L’opera è divenuta iconica in seguito all’associazione del grande dipinto a una rinnovata utopia sociale, spesso celebrata nel corso delle manifestazioni per il 1° maggio (e mi sovviene lo splendido lunghissimo piano-sequenza posto a sfondo dei titoli di testa del film Novecento di Bernardo Bertolucci.
Oggi, come allora, il messaggio di forza e speranza sprigionato dal capolavoro di Pellizza da Volpedo splende di luce nuova, all’insegna dei rinnovati valori di cooperazione e libertà.
E oggi accogliendo il messaggio de Il Quarto Stato buon 1° maggio:
Agli inoccupati, i disoccupati, i precari, i cassintegrati.

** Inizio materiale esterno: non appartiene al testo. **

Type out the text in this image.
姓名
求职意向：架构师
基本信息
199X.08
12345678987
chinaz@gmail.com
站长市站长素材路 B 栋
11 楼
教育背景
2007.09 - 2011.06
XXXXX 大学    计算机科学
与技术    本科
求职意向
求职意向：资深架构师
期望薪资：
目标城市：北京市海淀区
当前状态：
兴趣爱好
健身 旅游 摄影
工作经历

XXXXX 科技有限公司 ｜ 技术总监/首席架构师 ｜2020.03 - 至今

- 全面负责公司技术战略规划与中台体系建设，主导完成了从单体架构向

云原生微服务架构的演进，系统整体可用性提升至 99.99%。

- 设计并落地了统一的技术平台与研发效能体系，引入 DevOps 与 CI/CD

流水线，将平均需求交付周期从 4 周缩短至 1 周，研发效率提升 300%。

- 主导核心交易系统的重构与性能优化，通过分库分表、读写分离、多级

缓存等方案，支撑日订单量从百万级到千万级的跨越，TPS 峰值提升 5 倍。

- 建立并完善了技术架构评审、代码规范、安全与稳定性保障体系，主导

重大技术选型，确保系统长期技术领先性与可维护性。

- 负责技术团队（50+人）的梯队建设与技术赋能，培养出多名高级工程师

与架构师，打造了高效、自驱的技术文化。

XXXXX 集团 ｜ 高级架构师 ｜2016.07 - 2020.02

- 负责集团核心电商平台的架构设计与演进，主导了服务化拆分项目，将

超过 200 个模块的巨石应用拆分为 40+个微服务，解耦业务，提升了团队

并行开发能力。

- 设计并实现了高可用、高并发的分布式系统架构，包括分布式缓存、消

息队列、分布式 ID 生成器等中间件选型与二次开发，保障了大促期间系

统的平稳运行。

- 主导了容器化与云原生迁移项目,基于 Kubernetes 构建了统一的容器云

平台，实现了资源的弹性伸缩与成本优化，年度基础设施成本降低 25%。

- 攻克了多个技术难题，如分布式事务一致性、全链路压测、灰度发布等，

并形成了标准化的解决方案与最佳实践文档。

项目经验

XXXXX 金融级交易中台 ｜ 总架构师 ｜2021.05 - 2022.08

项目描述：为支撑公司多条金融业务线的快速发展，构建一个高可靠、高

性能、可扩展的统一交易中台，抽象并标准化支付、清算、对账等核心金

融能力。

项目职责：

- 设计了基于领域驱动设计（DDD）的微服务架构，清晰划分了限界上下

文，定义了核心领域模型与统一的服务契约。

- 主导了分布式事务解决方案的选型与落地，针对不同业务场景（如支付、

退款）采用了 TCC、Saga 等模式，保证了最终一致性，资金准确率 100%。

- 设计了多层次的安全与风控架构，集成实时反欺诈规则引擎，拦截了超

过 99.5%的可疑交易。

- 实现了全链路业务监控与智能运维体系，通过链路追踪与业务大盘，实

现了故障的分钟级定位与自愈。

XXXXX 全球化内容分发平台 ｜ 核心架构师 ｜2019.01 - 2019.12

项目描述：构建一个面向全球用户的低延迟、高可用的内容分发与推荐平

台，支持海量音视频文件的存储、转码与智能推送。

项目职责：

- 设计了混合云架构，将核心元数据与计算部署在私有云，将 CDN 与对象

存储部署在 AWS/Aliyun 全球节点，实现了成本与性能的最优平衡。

Alle madri ed ai padri di famiglia umiliati, mortificati, privati della Dignità, mandati a casa su due piedi.
Ai giovani precari, che vorrebbero costruirsi, una famiglia.
A chi è mobbizzato, vessato, molestato sul posto di lavoro.
A chi è morto, sul posto di lavoro.
A chi sogna un domani migliore, nonostante tutto.
A chi crede ancora nei Diritti sanciti da una Carta, chiamata Costituzione, costata il sangue di chi ci ha preceduti.
Il primo maggio e tutti i giorni del calendario, siano per noi.